O que a Constituição garante, e até onde

A Constituição, no art. 156, § 2º, I, determina que o ITBI não incide sobre a transmissão de bens incorporados ao patrimônio de pessoa jurídica em realização de capital, nem sobre a decorrente de fusão, incorporação, cisão ou extinção de sociedade. Há uma ressalva expressa: a imunidade não se aplica quando a atividade preponderante da adquirente for compra e venda de imóveis, locação de bens imóveis ou arrendamento mercantil.

O Código Tributário Nacional, no art. 37, § 1º, define preponderância como mais de 50% da receita operacional decorrente dessas atividades nos dois anos anteriores e nos dois posteriores à aquisição — ou, se a empresa foi criada há menos de dois anos, nos três anos seguintes à operação.

Some-se a isso o Tema 796 do Supremo, que fixou tese no sentido de que a imunidade não alcança o valor dos bens que exceder o limite do capital social a ser integralizado. Traduzindo: se o imóvel entra na sociedade avaliado em R$ 5 milhões, mas apenas R$ 1 milhão vai para o capital e R$ 4 milhões para reserva, o município pode cobrar o imposto sobre esses R$ 4 milhões.

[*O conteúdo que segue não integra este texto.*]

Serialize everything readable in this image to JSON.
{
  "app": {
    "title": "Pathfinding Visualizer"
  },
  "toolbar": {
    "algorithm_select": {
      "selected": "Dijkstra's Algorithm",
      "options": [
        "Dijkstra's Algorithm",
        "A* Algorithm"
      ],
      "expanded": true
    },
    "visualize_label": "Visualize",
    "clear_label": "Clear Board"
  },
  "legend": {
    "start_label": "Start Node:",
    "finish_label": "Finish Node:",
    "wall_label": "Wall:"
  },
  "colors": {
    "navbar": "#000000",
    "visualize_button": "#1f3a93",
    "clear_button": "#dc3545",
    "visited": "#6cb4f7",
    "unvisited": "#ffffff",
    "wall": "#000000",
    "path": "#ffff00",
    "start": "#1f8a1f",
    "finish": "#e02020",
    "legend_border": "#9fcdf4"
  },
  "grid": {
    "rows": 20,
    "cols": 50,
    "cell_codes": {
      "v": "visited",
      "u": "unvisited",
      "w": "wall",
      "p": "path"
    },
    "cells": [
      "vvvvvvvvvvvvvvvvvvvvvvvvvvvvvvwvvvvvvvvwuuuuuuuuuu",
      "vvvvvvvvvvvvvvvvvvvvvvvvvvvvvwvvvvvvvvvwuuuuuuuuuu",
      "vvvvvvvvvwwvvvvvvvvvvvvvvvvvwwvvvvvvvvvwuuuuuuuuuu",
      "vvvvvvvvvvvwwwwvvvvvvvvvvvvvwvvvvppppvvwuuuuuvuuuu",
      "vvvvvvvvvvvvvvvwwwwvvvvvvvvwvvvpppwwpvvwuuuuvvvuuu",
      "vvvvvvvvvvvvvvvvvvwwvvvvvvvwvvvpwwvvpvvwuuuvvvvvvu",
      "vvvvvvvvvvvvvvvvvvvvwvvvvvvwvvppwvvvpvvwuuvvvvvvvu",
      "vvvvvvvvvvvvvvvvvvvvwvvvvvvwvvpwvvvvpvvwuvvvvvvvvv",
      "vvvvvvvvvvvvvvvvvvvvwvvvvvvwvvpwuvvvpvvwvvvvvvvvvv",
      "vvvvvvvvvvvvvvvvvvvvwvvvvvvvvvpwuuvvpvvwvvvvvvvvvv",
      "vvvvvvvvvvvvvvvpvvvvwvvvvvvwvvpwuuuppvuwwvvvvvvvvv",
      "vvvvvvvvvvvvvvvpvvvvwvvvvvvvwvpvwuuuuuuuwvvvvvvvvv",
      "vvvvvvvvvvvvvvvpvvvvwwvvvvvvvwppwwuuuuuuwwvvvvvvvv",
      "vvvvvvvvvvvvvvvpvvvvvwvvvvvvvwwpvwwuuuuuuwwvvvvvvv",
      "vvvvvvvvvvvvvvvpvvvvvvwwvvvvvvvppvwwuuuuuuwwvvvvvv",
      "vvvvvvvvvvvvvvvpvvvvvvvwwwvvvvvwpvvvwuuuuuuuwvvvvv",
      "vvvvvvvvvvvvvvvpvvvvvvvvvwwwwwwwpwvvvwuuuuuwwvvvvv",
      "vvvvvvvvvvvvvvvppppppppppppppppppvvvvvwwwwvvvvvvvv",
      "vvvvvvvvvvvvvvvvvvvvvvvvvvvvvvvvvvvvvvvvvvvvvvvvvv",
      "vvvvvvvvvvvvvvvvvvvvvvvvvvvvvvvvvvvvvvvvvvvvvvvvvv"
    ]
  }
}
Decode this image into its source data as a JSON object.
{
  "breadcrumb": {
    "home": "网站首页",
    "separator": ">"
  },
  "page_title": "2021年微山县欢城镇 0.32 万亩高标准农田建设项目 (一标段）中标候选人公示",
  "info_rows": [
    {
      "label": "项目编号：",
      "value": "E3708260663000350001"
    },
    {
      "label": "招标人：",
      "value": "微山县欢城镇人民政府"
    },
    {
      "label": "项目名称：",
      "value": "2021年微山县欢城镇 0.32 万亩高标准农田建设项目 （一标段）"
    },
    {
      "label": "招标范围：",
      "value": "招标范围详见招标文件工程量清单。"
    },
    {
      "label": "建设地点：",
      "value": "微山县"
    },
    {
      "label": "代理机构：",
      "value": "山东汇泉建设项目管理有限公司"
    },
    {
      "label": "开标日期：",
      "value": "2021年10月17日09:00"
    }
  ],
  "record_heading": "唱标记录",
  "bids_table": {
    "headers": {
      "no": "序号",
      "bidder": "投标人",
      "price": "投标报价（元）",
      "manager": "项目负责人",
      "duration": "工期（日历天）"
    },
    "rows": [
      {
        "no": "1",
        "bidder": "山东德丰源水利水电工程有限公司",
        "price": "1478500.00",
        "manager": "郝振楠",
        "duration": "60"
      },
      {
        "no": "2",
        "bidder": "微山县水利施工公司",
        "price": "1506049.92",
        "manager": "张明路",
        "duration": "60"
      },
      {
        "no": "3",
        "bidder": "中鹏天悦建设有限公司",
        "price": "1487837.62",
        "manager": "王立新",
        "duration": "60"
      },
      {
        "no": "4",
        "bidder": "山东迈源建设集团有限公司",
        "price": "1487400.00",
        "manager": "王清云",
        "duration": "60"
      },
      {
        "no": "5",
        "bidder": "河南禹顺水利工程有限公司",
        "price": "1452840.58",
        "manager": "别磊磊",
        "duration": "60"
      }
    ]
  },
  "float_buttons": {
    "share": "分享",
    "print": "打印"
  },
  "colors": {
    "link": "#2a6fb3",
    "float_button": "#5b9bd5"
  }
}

Na prática, portanto, a conta raramente é oito ou oitenta. Em boa parte dos casos reais não se paga sobre tudo nem se deixa de pagar sobre tudo: paga-se sobre uma fatia — quando o desenho da operação, ou o entendimento do município, produz uma fatia. Há ainda o Tema 1.348 em julgamento, que discute se a imunidade na realização de capital é incondicionada mesmo para empresa com atividade imobiliária preponderante. O placar no plenário virtual sinalizava favoravelmente aos contribuintes, mas houve pedido de destaque em março de 2026: os votos foram zerados e o caso será julgado presencialmente, sem data. Não existe, hoje, tese fixada — quem afirma o contrário está vendendo, não informando.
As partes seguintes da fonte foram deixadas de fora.